Talvez pudesse avaliar o brado do escritor Lázaro Ramos “Na minha Pele”, como grito de angústia, um chamamento urgente à ética humana, clamor à empatia, ou, enfim, apelo sério e inteligente à paz social. O horror cruento e psicológico que enlutou a história do Brasil no período da escravidão deixou um campo minado em todo seu território imenso. São como bombas em armadilhas que afrontam o respeito humano, encobertas pelo desatino da soberba racial, que explodem cotidianamente ferindo o âmago existencial da descendência negra africana. Esses estilhaços de estigma deplorável que exclui a maioria de nossa população de pele escura não podem ser mitigados.
Na pele
O autor descreve com viva percepção a renitência da desconsideração de brancos em relação aos negros. Os dados estatísticos falam sobre a falta de oportunidade em vivenciar o reconhecimento à estética negra, alijada do trabalho, habitação e saneamento. Mais distante ainda são “os postos de comando” na sociedade que se diz livre. Lázaro expressa em frases lúcidas o quanto nossa civilização continua perdendo pelo alijamento dos filhos de Agar, dignos e brilhantes. Impossível ler os passos deste precioso livro, sem abraçar o sentido tocante da verdade. Não se trata de obsequiar nossos irmãos negros ou pardos, mas é o absolutamente justo reconhecimento igualitário. Os resquícios do racismo, disfarçados ou não, retardam a construção do ambiente de felicidade a todos nós que sabemos sermos um povo só. A sensação é de que Lázaro elaborou desejo legítimo e inadiável, quase utópico, mas com apelo acima do bem e do mal.

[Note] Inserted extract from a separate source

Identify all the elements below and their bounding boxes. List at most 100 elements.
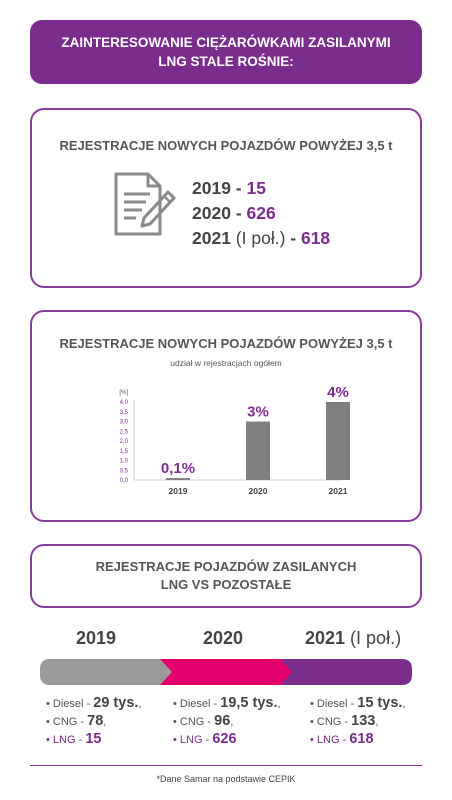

Na sua frase final, resume a crença que se faz esperança: “Exercite o olhar, sem preconceber nada. E seja feliz”.
Hernandez
O ícone das américas na literatura mundial, que atravessou os séculos, Jose Hernandez (in Martin Fierro) expressa em vários de seus versos o alerta contra a mesquinhez cultural humana: “Cuentan que de mi color/ Dios hizo al hombre primero;/ mas los blancos altaneros,/ los mesmos que lo convidan,/ hasta de nombrarlo olvidan/ y sólo lo llaman negro”. A mediocridade sonega valores inquestionáveis individuais e coletivos, por posturas socialmente injustas. A sôfrega ação aparente vem despida do merecido reconhecimento que deveria ser enxergado e sentido perante a personalidade individual.
Milton Santos
O cientista geógrafo Milton Santos, precocemente falecido, foi personalidade das mais respeitadas na cultura contemporânea. São lúcidas e atuais suas obras escritas. Este escritor negro, que tive ocasião de entrevistar no final dos anos 90, deixou à nação também a instigante literatura de cunho social e comportamental “Como é Ser Negro no Brasil”. Ao mencionar uma palestra de Milton, Lázaro lembra que “o brasileiro não tem vergonha de ser racista, e sim de dizer que é racista”. Esta é a face oculta que precisa de ruptura.
O cidadão
Roberto Mangabeira ataca o modelo vigente de dominação oligárquica dizendo que o grande perigo que ronda o Brasil não é o autoritarismo, é a perpetuação da mediocridade. A mentalidade discriminatória que afeta a população brasileira é inibidor de sonhos. Para que possa pulsar o desenvolvimento de todos, é preciso enxergar a legitimidade de prosperidade social a partir do sentimento igualitário. Assim nasce a força para realização.
Revelar valores
Lázaro Ramos fala das próprias raízes com franqueza. Invoca com desvelo e senso de realidade a importância das referências da cultura negra. E são abundantes as vertentes que conferem o esplendor negro. É preciso contar esta história e firmar olhar no seu presente efetivo. A arte, assim como é o pensamento forte da negritude, é elo de comunicação hábil na apresentação de verdades, ainda invisíveis.
Mudanças
A beleza notável, de forma e conteúdo, nos canais de mídia no simples olhar fraterno devotado à força negra é muito importante. Basta ver e sentir esta verdade que merece a pressa feliz e a ventura dos que podem enxergá-la.